Microsemia polygaloides (A. Gray) Greene
Annuals; (sometimes glaucous), glabrous throughout. Stems unbranched or branched distally, (0.8-)2-8(-10) dm. Basal leaves (soon withered); rosulate; petiolate; blade 1- or 2-pinnatifid (with broadly linear to filiform lobes), 2-20 cm, margins sinuate-dentate. Cauline leaves: blade linear, 1-10 cm × 1-3 mm, (smaller distally), base auriculate, margins entire. Racemes ebracteate, (lax). Fruiting pedicels strongly recurved, 2-5 mm. Flowers (markedly zygomorphic); calyx urceolate; sepals greenish yellow or purplish, (abaxial broadly ovate, not keeled, 4-6 × 3-4 mm, lateral ovate-lanceolate, keeled, 4-6 × 1.5-2 mm, adaxial suborbicular to broadly ovate-cordate, forming a bannerlike hood, keeled, 4-6 × 6-8 mm); petals white (with brownish veins), 5-8 mm, blade 1-3 × 0.7-1.2 mm, margins crisped (channeled), claw 4-5 mm, wider than blade; stamens in 3 unequal pairs; filaments: abaxial pair (distinct), 4-5 mm, lateral pair 3-4 mm, adaxial pair (connate), 5-6 mm; anthers: abaxial and lateral pairs fertile, 1.5-2 mm, adaxial pairs sterile, 0.3-0.7 mm; gynophore 0.1-0.4 mm. Fruits pendent, smooth, straight, flattened, 2.4-5.6 cm × 1.2-1.7 mm; valves each with obscure or somewhat prominent midvein; replum straight; ovules (10-)18-50 per ovary; style 0.8-2 mm; stigma entire. Seeds oblong, 1.7-2 × 0.9-1.1 mm; wing 0.2-0.3 mm wide, distal. 2n = 28.
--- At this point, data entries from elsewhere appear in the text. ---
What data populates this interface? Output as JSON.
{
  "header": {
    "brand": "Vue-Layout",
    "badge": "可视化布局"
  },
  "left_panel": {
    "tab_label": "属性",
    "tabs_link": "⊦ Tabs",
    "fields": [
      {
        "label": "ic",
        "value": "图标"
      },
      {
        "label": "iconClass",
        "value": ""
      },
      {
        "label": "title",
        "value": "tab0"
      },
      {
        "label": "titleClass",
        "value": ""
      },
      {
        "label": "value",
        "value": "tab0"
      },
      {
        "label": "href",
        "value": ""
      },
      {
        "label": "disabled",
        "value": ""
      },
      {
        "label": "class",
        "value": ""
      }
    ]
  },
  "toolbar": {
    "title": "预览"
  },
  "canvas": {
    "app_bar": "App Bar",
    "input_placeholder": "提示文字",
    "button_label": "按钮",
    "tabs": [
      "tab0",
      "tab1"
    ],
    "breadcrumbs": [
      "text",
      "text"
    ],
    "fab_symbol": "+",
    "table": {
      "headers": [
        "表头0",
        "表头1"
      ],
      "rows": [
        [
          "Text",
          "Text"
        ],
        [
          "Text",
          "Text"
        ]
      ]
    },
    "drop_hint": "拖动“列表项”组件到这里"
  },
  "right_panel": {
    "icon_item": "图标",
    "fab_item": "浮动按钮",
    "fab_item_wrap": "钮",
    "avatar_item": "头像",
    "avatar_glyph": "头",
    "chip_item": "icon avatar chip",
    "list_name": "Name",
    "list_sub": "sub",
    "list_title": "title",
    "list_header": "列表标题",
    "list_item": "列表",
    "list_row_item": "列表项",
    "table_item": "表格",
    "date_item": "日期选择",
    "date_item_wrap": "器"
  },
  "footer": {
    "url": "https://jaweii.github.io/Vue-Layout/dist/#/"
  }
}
Flowering May-Jul. Serpentine substrates in grasslands, openings chaparral, oak and pine woodlands; 200-1900 m; Calif.
Streptanthus polygaloides is highly variable in plant height, flower color, fruit size, and dissection of basal leaves. Further studies may lead to recognition of infraspecific taxa. The species is distributed in Butte, Calaveras, El Dorado, Fresno, Mariposa, Nevada, Sierra, Tuolumne, and Yuba counties.
Streptanthus polygaloides is one of the few nickel hyperaccumulators in the flora area, and it averages 2,430-18,600 µg/g dry weight (R. D. Reeves et al. 1981; A. R. Kruckeberg and Reeves 1995).